Partner: Michael Villano, Department of Psychology, University of Notre Dame
Open Source Iris Recognition
There are a plethora of commercial and academic implementations of automated algorithms for iris identification, which differ in accuracy, time of execution, and generalization capabilities (to new sensors, subjects, ethnic groups, time between enrollment and verification, etc.). However, the many NIST IREX evaluations have been populated largely by commercial (closed-source) algorithm submissions. This project leverages the capabilities of the IREX program to also incorporate open-source solutions in such evaluations for the following reasons:
- Reproducible, trustworthy, and professionally-tested algorithms would serve as an important baseline and benchmark for academic efforts to design new iris recognition methods,
- Having an algorithm from an academic unit submitted to and vetted by IREX may decrease the reluctance of the academic community to have their methods evaluated in the IREX program,
- Freely accessible, well-documented, and IREX-tested software packages may facilitate fast deployments of iris recognition in smaller-scale or pilot implementations before the adoption of professional solutions.
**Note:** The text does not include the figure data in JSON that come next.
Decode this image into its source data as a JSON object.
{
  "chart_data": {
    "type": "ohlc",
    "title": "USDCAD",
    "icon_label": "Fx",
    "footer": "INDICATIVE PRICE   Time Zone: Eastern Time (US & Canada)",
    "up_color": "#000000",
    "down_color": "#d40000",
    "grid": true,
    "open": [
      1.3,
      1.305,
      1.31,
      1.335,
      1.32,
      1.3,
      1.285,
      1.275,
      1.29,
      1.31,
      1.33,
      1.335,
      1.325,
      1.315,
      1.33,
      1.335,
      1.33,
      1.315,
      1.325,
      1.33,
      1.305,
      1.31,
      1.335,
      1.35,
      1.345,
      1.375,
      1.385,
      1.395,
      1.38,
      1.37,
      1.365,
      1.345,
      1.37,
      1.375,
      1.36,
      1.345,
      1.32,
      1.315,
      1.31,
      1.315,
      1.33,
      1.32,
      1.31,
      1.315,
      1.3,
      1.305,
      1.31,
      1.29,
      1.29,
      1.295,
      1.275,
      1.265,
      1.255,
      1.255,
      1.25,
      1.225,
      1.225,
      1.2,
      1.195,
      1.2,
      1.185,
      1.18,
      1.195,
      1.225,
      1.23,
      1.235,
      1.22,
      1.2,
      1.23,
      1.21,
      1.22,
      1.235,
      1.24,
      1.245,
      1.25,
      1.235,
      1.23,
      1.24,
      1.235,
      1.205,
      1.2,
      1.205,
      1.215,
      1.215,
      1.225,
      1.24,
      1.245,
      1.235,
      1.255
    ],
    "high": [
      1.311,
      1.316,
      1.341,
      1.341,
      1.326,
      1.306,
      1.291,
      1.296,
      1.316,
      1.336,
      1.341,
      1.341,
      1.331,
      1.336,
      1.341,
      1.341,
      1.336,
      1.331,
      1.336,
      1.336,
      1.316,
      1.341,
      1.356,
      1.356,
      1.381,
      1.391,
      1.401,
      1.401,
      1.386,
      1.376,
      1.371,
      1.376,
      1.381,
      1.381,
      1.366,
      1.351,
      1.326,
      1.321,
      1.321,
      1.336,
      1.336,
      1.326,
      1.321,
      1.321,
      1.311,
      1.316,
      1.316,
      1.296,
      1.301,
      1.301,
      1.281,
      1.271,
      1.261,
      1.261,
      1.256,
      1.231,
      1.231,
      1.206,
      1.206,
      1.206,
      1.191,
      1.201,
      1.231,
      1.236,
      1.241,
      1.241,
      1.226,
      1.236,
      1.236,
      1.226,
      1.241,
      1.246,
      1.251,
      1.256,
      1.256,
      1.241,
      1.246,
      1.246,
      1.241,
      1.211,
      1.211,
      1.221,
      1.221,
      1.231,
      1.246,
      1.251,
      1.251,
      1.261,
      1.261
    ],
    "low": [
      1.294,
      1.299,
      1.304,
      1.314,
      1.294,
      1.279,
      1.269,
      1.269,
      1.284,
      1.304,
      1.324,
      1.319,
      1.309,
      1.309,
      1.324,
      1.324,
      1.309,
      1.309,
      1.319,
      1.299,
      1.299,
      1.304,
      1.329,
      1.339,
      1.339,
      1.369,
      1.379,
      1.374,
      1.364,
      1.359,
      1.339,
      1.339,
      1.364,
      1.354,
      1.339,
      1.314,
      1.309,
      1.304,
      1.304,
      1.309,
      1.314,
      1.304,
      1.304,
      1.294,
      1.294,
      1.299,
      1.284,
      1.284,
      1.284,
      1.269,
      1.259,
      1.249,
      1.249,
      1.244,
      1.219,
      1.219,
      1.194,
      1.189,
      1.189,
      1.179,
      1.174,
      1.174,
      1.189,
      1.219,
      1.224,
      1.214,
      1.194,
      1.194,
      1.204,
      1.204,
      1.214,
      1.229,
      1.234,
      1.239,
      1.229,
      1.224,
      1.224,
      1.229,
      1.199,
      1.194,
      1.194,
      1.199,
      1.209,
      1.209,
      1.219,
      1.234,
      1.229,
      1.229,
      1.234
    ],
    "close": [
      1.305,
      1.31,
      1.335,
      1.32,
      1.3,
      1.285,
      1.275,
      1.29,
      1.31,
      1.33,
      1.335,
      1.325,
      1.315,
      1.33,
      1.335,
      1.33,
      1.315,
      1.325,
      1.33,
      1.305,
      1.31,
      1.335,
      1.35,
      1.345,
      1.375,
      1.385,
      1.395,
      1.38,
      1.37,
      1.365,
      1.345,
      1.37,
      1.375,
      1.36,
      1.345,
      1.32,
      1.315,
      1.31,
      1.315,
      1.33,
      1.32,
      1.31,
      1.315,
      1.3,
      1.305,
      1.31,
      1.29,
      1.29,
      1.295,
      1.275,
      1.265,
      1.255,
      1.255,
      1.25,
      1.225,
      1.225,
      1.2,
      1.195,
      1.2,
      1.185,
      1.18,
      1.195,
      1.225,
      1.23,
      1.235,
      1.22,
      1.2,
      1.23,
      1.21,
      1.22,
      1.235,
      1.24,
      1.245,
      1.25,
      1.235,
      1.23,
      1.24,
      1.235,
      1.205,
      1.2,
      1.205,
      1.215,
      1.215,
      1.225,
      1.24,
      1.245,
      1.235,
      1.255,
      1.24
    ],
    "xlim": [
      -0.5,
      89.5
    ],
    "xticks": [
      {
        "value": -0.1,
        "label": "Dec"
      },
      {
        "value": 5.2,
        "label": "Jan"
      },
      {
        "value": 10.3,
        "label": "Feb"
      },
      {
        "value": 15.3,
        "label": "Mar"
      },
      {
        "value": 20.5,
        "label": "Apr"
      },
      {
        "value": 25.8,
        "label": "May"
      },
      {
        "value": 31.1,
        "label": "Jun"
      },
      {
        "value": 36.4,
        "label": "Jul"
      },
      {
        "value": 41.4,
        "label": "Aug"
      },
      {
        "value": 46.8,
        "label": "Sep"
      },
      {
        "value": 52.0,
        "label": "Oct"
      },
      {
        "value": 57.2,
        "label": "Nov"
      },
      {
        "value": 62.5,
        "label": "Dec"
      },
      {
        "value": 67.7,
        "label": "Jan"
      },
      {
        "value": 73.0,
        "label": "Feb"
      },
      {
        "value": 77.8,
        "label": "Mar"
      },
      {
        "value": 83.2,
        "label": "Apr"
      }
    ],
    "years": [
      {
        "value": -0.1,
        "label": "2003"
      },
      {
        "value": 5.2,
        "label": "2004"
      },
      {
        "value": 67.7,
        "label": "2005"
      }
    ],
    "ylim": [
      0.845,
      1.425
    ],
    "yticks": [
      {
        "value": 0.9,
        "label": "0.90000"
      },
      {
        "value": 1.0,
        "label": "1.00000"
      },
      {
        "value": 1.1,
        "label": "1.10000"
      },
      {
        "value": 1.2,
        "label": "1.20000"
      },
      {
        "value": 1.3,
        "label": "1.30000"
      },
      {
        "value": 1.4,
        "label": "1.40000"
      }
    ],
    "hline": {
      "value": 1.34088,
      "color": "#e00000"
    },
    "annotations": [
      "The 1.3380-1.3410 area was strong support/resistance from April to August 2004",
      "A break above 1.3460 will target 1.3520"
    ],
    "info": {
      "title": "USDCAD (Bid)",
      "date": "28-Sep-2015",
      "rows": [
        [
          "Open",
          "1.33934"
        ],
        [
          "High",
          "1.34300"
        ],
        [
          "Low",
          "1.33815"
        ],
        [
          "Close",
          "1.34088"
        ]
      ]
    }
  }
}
Outcomes of this project are available via the Open Source Iris repository.
Partner: Patrick Flynn, Department of Computer Science and Engineering, University of Notre Dame
Sponsor: National Institute of Standards and Technology (NIST)
Privacy-Safe, Identity-Preserving Biometric Data Synthesis
This project focuses on building a framework for a privacy-safe iris presentation attack detection (PAD) method, designed solely with synthetically-generated, identity-leakage-free iris images. Once trained, the method is capable of solving the PAD task in real scenarios, in which physical artifacts presented to a biometric sensor are utilized, although never being exposed to such physical artifacts during training.